The real basic concept about necrotizing infections for the exam but also for life, is what are the pearls or what are the classic presentations that they would give you to suggest that this is not just a normal infection and I've got the list here and I think the list goes something like this Pain out of proportion to signs. If you have any patient with an infection with pain out of proportion to signs, this is a necrotizing infection until proven otherwise. Pain out of proportion to signs in any presentation is a real concern, whether it's chest pain or belly pain or whatever it is. But if there's an infection, pain out of proportion to signs, think necrotizing infection If it's rapidly progressive and they'll make it clear on the stem that there's a little red line here and they marked it and a couple of hours later it's past that red line and now it's a lot further past. That suggests a necrotizing infection.

Speaker 1:

Dishwater discharge when it comes to necrotizing fasciitis. So if you actually put a scalpel into one of these wounds you'll get this gray dishwater-like discharge, very suggestive of an ecteritizing infection. The woody edema. So all of these patients can have a little bit of edema, but this is like tense woody edema associated with the infection, necrotizing until proven otherwise.

Speaker 1:

And then I would add one which is often left off and I think it's really important, and that is the idea of la belle indifference. So that is the concept that the person is sick, but they don't really kill, they're indifferent to it. So they've got this gangrenous leg and they look like they're going to die and they're like, yeah, this is probably from the release of catechols and sort of endogenous endorphin-like substances and they just don't really care. I've seen it clinically many times. The other concept here I think is important is that there tends to be two big forms the polymicrobial form and the monomicrobial form.
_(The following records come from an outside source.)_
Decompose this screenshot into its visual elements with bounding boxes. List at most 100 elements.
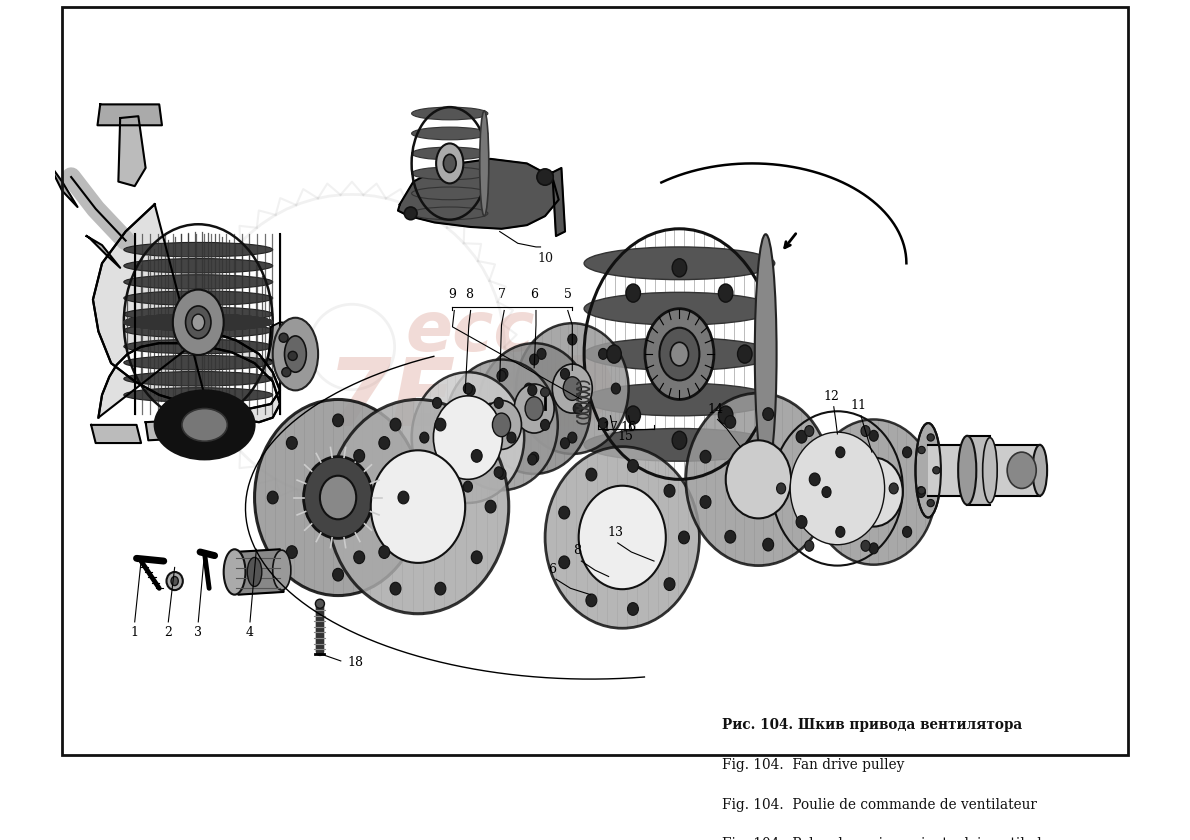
Text: 16: 16 bbox=[621, 421, 637, 434]
Ellipse shape bbox=[537, 169, 553, 185]
Ellipse shape bbox=[927, 433, 934, 441]
Ellipse shape bbox=[678, 531, 689, 543]
Ellipse shape bbox=[560, 369, 570, 380]
Polygon shape bbox=[234, 549, 283, 595]
Ellipse shape bbox=[559, 556, 570, 569]
Ellipse shape bbox=[599, 349, 608, 360]
Ellipse shape bbox=[659, 328, 700, 381]
Ellipse shape bbox=[738, 345, 752, 363]
Text: 6: 6 bbox=[531, 288, 538, 302]
Polygon shape bbox=[268, 323, 309, 363]
Ellipse shape bbox=[927, 500, 934, 507]
Text: 6: 6 bbox=[549, 563, 557, 575]
Ellipse shape bbox=[124, 314, 273, 330]
Ellipse shape bbox=[273, 318, 318, 391]
Text: 7: 7 bbox=[499, 288, 506, 302]
Ellipse shape bbox=[584, 292, 775, 325]
Ellipse shape bbox=[796, 430, 807, 444]
Text: 15: 15 bbox=[618, 430, 633, 443]
Ellipse shape bbox=[672, 259, 687, 277]
Ellipse shape bbox=[124, 314, 273, 330]
Ellipse shape bbox=[284, 336, 306, 372]
Ellipse shape bbox=[584, 428, 775, 461]
Ellipse shape bbox=[444, 155, 456, 172]
Text: 3: 3 bbox=[194, 627, 202, 639]
Ellipse shape bbox=[463, 383, 472, 394]
Ellipse shape bbox=[182, 408, 227, 441]
Ellipse shape bbox=[486, 403, 495, 414]
Ellipse shape bbox=[626, 406, 640, 424]
Ellipse shape bbox=[584, 247, 775, 280]
Polygon shape bbox=[92, 425, 142, 443]
Ellipse shape bbox=[889, 483, 898, 494]
Text: 5: 5 bbox=[564, 288, 571, 302]
Ellipse shape bbox=[478, 344, 590, 474]
Ellipse shape bbox=[466, 385, 475, 396]
Ellipse shape bbox=[916, 486, 926, 497]
Ellipse shape bbox=[672, 431, 687, 449]
Ellipse shape bbox=[917, 446, 925, 454]
Ellipse shape bbox=[124, 371, 273, 386]
Text: Fig. 104.  Fan drive pulley: Fig. 104. Fan drive pulley bbox=[722, 758, 904, 772]
Ellipse shape bbox=[822, 486, 831, 497]
Ellipse shape bbox=[255, 400, 421, 596]
Ellipse shape bbox=[124, 314, 273, 330]
Ellipse shape bbox=[390, 418, 401, 431]
Ellipse shape bbox=[726, 440, 791, 518]
Text: 7Е×О: 7Е×О bbox=[326, 354, 615, 446]
Ellipse shape bbox=[530, 452, 539, 463]
Ellipse shape bbox=[958, 436, 976, 505]
Ellipse shape bbox=[574, 403, 582, 414]
Ellipse shape bbox=[664, 485, 675, 497]
Ellipse shape bbox=[124, 323, 273, 338]
Ellipse shape bbox=[670, 342, 689, 366]
Ellipse shape bbox=[224, 549, 245, 595]
Ellipse shape bbox=[902, 447, 912, 458]
Ellipse shape bbox=[563, 377, 582, 401]
Ellipse shape bbox=[809, 473, 820, 486]
Polygon shape bbox=[145, 419, 199, 440]
Text: ecc: ecc bbox=[406, 298, 536, 365]
Ellipse shape bbox=[412, 207, 488, 220]
Ellipse shape bbox=[627, 602, 638, 616]
Text: 2: 2 bbox=[164, 627, 173, 639]
Ellipse shape bbox=[777, 483, 785, 494]
Ellipse shape bbox=[124, 275, 273, 289]
Ellipse shape bbox=[124, 339, 273, 354]
Ellipse shape bbox=[390, 582, 401, 595]
Ellipse shape bbox=[432, 467, 441, 478]
Ellipse shape bbox=[248, 558, 262, 586]
Ellipse shape bbox=[983, 438, 997, 503]
Ellipse shape bbox=[835, 447, 845, 458]
Ellipse shape bbox=[1007, 452, 1036, 488]
Ellipse shape bbox=[471, 449, 482, 462]
Ellipse shape bbox=[412, 127, 488, 139]
Ellipse shape bbox=[192, 314, 205, 330]
Text: Fig. 104.  Polea de accionamiento dei ventilador: Fig. 104. Polea de accionamiento dei ven… bbox=[722, 837, 1057, 840]
Ellipse shape bbox=[420, 432, 428, 443]
Ellipse shape bbox=[516, 323, 628, 454]
Ellipse shape bbox=[627, 459, 638, 472]
Text: 18: 18 bbox=[347, 656, 363, 669]
Ellipse shape bbox=[607, 345, 621, 363]
Polygon shape bbox=[98, 104, 162, 125]
Ellipse shape bbox=[167, 572, 183, 591]
Ellipse shape bbox=[493, 413, 511, 437]
Ellipse shape bbox=[700, 450, 710, 463]
Ellipse shape bbox=[525, 396, 544, 420]
Ellipse shape bbox=[719, 406, 733, 424]
Ellipse shape bbox=[378, 546, 390, 559]
Ellipse shape bbox=[173, 290, 224, 355]
Ellipse shape bbox=[273, 550, 290, 591]
Ellipse shape bbox=[333, 414, 344, 427]
Ellipse shape bbox=[494, 397, 503, 408]
Ellipse shape bbox=[527, 385, 537, 396]
Polygon shape bbox=[45, 159, 77, 207]
Ellipse shape bbox=[514, 384, 555, 433]
Ellipse shape bbox=[552, 364, 593, 413]
Ellipse shape bbox=[835, 527, 845, 538]
Ellipse shape bbox=[507, 432, 516, 443]
Ellipse shape bbox=[340, 501, 351, 513]
Ellipse shape bbox=[540, 388, 550, 396]
Text: 13: 13 bbox=[608, 527, 624, 539]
The polymicrobial form often has a lead time where it looks like a normal infection with an abscess and stuff, and then it goes bad and turns necrotizing and there's often days to a week or more for these patients to present really sick.

Speaker 1:

The monomicrobial form is classically caused by strep. It's just a particular form, usually of strep A that is just nasty and just a normal person nicking the skin. This thing gets in there and it starts eating you alive incredibly quickly. There's also the forms that occur in seawater and the classic one is the clostridial species and the vibrio species that you might get from seawater. So I was surfing, I had a little nick in the skin and now I'm sick as hell and I've got a rapidly progressive infection. Think about necrotizing infection from Clostridium or from Vibrio species.

Speaker 1:

And the treatment for all of these is the same Diagnosis, fast, fluid resuscitation, antimicrobials, surgeon and for the exams, do not delay imaging to get to surgery. You want to get the surgeon to see them as quickly as possible. In reality, a lot of the time you'll get the CT while the surgeon is driving in. But this is all about rapidly getting antimicrobials, resuscitation and getting to the OR, because this dead necrotic material must be excised or the patient will die. I think that's enough for this little one. I can't wait to get this thing out into the world. This little podcast is just a little taste, a little one. I can't wait to get this thing out into the world. This little podcast is just a little taste, a little sous-son of what is to come. Herbert out.